4.—The complete defeat of Germany, and the punishment thereby inflicted on the German rulers and the people who have supported them, will be the best vindication of the principles of international justice possible, and will operate as a sanction for international morality and a warning against future aggressions or claims to dominate put forward by Germany or any other State.

5.—The defeat of Germany in the present War, followed by subsequent pressure on Germany through economic boycott or else by a clearly proved change in the principles and aims of the German nation, accompanied by a definite repudiation of the persons and the policy and organisation which have led to the War, is absolutely essential for the future peace of the world.

6.—The formation of a League of Nations willing to bind themselves together for common objects, of which the prevention of war is the most important, may not only be the most effective way of securing peace but also provide a means for the consideration and adoption of measures intended for the common welfare of all. Such a League may, probably must, come into existence, and its aims and methods be formulated, before Germany and her Allies could be admitted to it; but as soon as Germany and her Allies can give adequate assurances that they will adopt and be bound by the principles laid down as the foundation of the League, they should be admitted to it. Until this is possible the League must partake of the nature of a defensive alliance rather than of a world-wide league of peace.

7.—Whether any definite sanction for enforcing the principles on which the League is founded and the stipulations which it contains can be imposed or not, the League may be of great value by giving the weight of international opinion expressly to those principles.

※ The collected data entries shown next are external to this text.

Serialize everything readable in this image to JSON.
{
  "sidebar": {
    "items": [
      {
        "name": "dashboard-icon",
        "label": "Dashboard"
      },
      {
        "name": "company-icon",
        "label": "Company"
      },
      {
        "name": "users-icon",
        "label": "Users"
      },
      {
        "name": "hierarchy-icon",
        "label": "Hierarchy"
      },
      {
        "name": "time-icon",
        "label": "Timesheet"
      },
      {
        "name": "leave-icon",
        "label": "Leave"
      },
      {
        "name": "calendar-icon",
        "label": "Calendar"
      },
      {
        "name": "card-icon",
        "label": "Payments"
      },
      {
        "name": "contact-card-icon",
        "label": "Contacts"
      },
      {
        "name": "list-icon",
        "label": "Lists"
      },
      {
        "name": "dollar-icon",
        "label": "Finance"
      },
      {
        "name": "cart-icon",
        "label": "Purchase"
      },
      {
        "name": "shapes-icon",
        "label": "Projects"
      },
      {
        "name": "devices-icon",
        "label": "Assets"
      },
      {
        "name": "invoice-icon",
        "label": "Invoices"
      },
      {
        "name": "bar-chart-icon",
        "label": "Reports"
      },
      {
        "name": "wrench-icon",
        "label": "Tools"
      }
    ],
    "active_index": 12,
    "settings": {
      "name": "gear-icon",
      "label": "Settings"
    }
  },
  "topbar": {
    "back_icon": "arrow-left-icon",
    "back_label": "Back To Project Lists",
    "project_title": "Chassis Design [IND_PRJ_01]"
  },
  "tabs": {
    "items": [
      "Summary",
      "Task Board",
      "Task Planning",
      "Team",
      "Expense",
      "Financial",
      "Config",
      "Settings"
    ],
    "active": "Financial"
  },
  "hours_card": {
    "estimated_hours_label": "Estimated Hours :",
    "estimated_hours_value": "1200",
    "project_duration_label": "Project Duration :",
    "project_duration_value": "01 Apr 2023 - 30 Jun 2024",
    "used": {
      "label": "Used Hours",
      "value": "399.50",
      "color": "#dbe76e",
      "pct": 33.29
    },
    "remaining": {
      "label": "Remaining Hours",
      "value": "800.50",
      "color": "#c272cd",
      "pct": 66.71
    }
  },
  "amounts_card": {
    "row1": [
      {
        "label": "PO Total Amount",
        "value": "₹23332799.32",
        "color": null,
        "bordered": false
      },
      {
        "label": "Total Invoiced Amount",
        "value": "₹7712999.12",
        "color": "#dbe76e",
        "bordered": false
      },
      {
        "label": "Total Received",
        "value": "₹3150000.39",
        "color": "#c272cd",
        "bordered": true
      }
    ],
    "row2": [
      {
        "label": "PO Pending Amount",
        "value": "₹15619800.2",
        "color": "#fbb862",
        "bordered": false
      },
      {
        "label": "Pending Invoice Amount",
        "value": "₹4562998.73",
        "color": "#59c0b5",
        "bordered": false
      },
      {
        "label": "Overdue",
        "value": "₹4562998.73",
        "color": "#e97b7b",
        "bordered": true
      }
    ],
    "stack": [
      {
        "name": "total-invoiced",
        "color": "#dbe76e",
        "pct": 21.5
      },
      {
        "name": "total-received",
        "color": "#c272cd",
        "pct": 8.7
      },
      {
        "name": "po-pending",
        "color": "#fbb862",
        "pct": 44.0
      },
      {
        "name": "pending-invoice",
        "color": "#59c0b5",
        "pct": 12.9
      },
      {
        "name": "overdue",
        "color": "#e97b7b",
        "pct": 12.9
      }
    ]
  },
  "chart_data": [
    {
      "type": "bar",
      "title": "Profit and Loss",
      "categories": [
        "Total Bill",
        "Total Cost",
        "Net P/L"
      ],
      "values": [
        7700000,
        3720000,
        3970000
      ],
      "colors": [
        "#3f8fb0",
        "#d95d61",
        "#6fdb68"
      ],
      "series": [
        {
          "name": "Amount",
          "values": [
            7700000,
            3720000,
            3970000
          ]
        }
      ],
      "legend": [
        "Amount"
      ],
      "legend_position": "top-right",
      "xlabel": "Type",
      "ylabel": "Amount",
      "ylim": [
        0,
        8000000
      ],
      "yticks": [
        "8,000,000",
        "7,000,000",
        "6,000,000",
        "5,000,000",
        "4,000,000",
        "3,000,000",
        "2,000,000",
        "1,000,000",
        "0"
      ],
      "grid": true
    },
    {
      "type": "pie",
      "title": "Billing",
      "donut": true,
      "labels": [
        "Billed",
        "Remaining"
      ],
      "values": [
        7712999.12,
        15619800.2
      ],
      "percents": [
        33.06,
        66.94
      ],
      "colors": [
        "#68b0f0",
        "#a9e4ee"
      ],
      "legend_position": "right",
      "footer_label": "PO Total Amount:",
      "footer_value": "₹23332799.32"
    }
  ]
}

Public opinion of the nations so expressed might often be effective even though not enforced by a definite sanction.

8.—Of the two definite sanctions proposed, namely,

(a) the so-called "economic boycott" and (b) the use of the naval and military forces of the leagued States or of certain States selected from them by arrangement, the economic boycott which can readily be applied by all members of the League alike, and that without keeping up any large armaments, is likely to be effective and is free from the most serious objections against the other sanction suggested.

9.—So many difficulties would arise in fixing the terms of any stipulations as to the employment of military and naval forces to carry into effect the requirements of the League, that to make such provisions a necessary preliminary condition to the existence of the League from the outset might indefinitely delay the formation of such a League, and, further, the discussion of such terms would be likely to lead to friction. The obligation imposed on certain States might involve a very heavy burden, first, in keeping up armaments and possibly, later, in actually going to war. Such stipulations, for reasons above stated and illustrated, might place the leading powers in a position of great embarrassment, and might actually themselves become the cause of serious wars.

10.—The practice of making Secret Treaties by which the Sovereigns, the Foreign Ministers, or the diplomatists of any nation can bind it ought to be discontinued. The experience of the action of this country as well as of others during the present War, as well as before it, supports this conclusion. Negotiations must no doubt be carried on through the ordinary diplomatic channels, but before a complete and binding agreement is entered into, the duly constituted representatives of the popular will should know and give their sanction to what is being done. On the other hand, for unauthorised persons or any self-constituted bodies or conferences to attempt to pre-judge such questions and to carry on negotiations either with regular or irregular representatives of other nations is pernicious. Such action is likely both to lead to confusion and to hamper the action of the authorised

representatives of the nation, and is really opposed to sound principles of democracy, which must be based on the duly expressed will of the nation as a whole, and not of any section.